Tuesday, December 4, 2007

Goleta urges state to end oil barging off coast

BY COLBY FRAZIER
DAILY SOUND STAFF WRITER

If there was any confusion about how the Goleta City Council feels about 50,000 gallons of crude oil being pumped into a barge at the Ellwood Marine Terminal and towed up and down the coast, it was cleared up during Monday’s council meeting.
“The City Council of Goleta urges the State Lands Commission to bring about the decommissioning of the Ellwood Marine Terminal now…” a letter sent by the council to the State Lands Commission says. “This is a case where public policy objectives and practical sense say ‘no more – its time has come.’”

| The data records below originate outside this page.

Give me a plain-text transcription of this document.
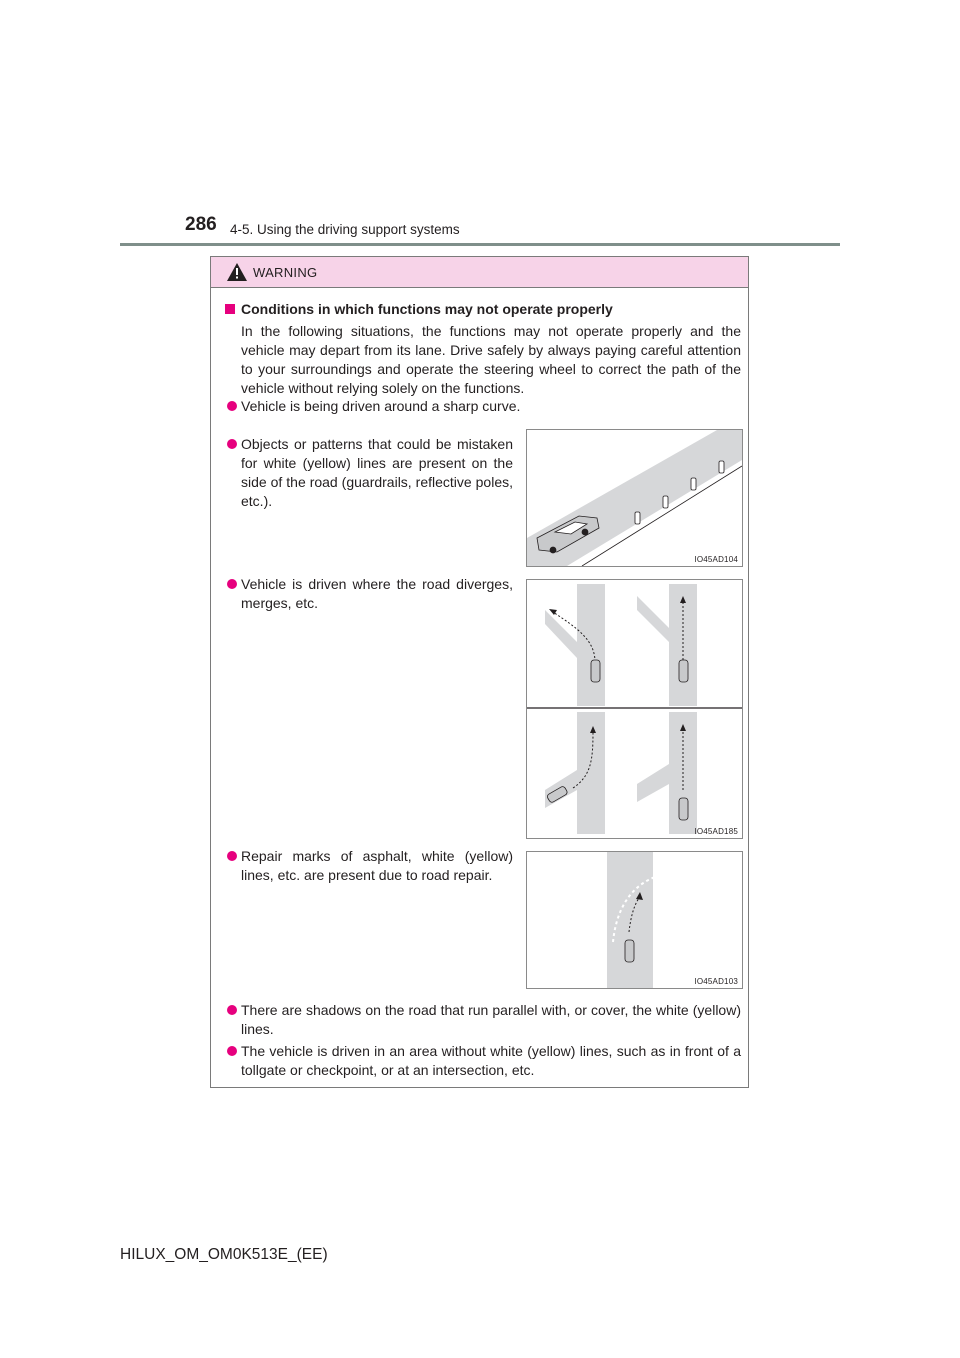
286 4-5. Using the driving support systems
WARNING
Conditions in which functions may not operate properly
In the following situations, the functions may not operate properly and the vehicle may depart from its lane. Drive safely by always paying careful attention to your surroundings and operate the steering wheel to correct the path of the vehicle without relying solely on the functions.
Vehicle is being driven around a sharp curve.
Objects or patterns that could be mistaken for white (yellow) lines are present on the side of the road (guardrails, reflective poles, etc.).
Vehicle is driven where the road diverges, merges, etc.
Repair marks of asphalt, white (yellow) lines, etc. are present due to road repair.
There are shadows on the road that run parallel with, or cover, the white (yellow) lines.
The vehicle is driven in an area without white (yellow) lines, such as in front of a tollgate or checkpoint, or at an intersection, etc.
IO45AD104
IO45AD185
IO45AD103
HILUX_OM_OM0K513E_(EE)
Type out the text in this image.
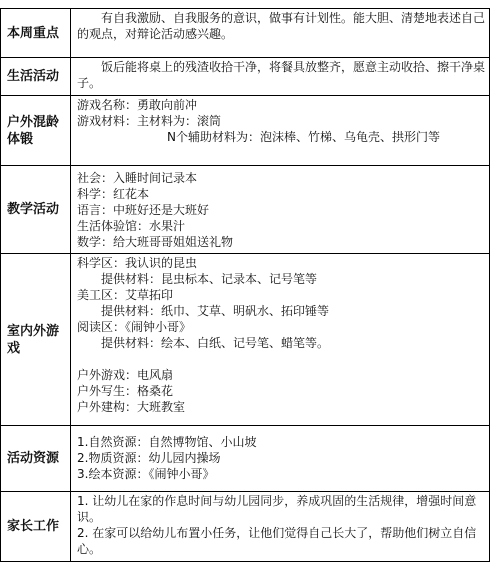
本周重点

有自我激励、自我服务的意识，做事有计划性。能大胆、清楚地表述自己的观点，对辩论活动感兴趣。

生活活动

饭后能将桌上的残渣收拾干净，将餐具放整齐，愿意主动收拾、擦干净桌子。

户外混龄体锻

游戏名称：勇敢向前冲

游戏材料：主材料为：滚筒

N个辅助材料为：泡沫棒、竹梯、乌龟壳、拱形门等

教学活动

社会：入睡时间记录本

科学：红花本

语言：中班好还是大班好

生活体验馆：水果汁

数学：给大班哥哥姐姐送礼物

室内外游戏

科学区：我认识的昆虫

提供材料：昆虫标本、记录本、记号笔等

美工区：艾草拓印

提供材料：纸巾、艾草、明矾水、拓印锤等

阅读区：《闹钟小哥》

提供材料：绘本、白纸、记号笔、蜡笔等。

户外游戏：电风扇

户外写生：格桑花

户外建构：大班教室

活动资源

1.自然资源：自然博物馆、小山坡

2.物质资源：幼儿园内操场

3.绘本资源：《闹钟小哥》

家长工作

1. 让幼儿在家的作息时间与幼儿园同步，养成巩固的生活规律，增强时间意识。

2. 在家可以给幼儿布置小任务，让他们觉得自己长大了，帮助他们树立自信心。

The council voted unanimously to send the letter to the commission and asked staff to draft the letter shortly after the marine freighter, Cosco Busan, collided with the San Francisco Bay Bridge on Nov. 7 and spewed 58,000 gallons of fuel into the bay.
“It gives pause to consideration of another fragile operation that takes place in the near-shore waters of the State Tidelands, the Ellwood Marine Terminal,” the letter says.
Nearly 10 public speakers addressed the council during public comment, all of who praised the letter’s content except Steve Craig, manager of government relations for Venoco Inc., which has held a lease since 1983 to use the Ellwood Terminal.
Craig urged the council to not send the letter and noted that the council already sent a similar letter to the commission on Sept. 17, which was met to correspond with a commission meeting that was ultimately rescheduled for early 2008.
“It’s still our desire to work with the council,” Craig said. “If you do anything, direct staff to continue working with Venoco on these things.”
The one thing all parties involved seemed to agree on was that the long-term solution for the transport of oil generated by the Venoco owned platform Holly, is to build a pipeline.
But when and how that happens is up in the air and in the meantime, the council doesn’t want the single hulled Barge Jovalan, which is used to transport the crude oil, to spring a leak.
“There is no logic that would justify the operation of a single hulled ship in our channel,” said Councilman Roger Aceves. “This letter needs to be sent, we need an end point and we need the help of the State Lands Commission to make that happen.”
The city seems to fear that Venoco could be granted permission to continue barge operations at the Ellwood Terminal after its 2013 lease agreement expires and construction of a pipeline would therefore be delayed.
But Craig said if all goes well, the permitting process for a pipeline could be completed sometime in 2008 and construction would begin in early 2009. He said the pipeline would transport the oil 12 miles north from the Ellwood Terminal to a facility in Flores Canyon.
If this timeline is realized, Craig said it wouldn’t make any sense to spend tens of millions of dollars to purchase a new, double hulled barge, which could reduce the likelihood of an oil spill in the event of a collision.
He also said even if Venoco did purchase a new barge to operate between now and when a pipeline is constructed, it would be difficult to outfit it with a vapor recovery system that is approved by the Santa Barbara County Air Pollution Control District.
Craig said the vapor recovery system on the Barge Jovalan is a registered trademark of the owner of the vessel and is the only of its kind approved by the district.
The council’s letter was sent to the commission because the state not only owns the Marine Terminal, but also owns a percentage of the oil.
Craig said as much as one-sixth of the oil transported in the barge on a yearly basis is handed over to the state.
The letter itself addresses the precarious situation the state is in by saying, “Yes, it is the State’s oil and you, the Commission, are the central most controlling factor in this play. Your actions and omissions regarding the leases, the vendor and the day-to-day operations can only go so far. Human error and mechanical failure regularly occur in industrial operations and, sadly, the consequences of such are catastrophic in the marine environment.”
Steve Chase, the city’s planning and environmental services director, summed up the general feeling of the meeting.
“At the end of the day…” he said. “It really is a time to say no mas, no more, the time has come.”
Ed Easton, a resident who addressed the council during public comment, and said he’s watched the barge come and go over the years, fears the prospects of 50,000 barrels of oil spilling into the channel. To put it into perspective, the amount of oil barged every 10 to 14 days out of the Ellwood Terminal is roughly two million gallons more than spilled into the San Francisco Bay in November.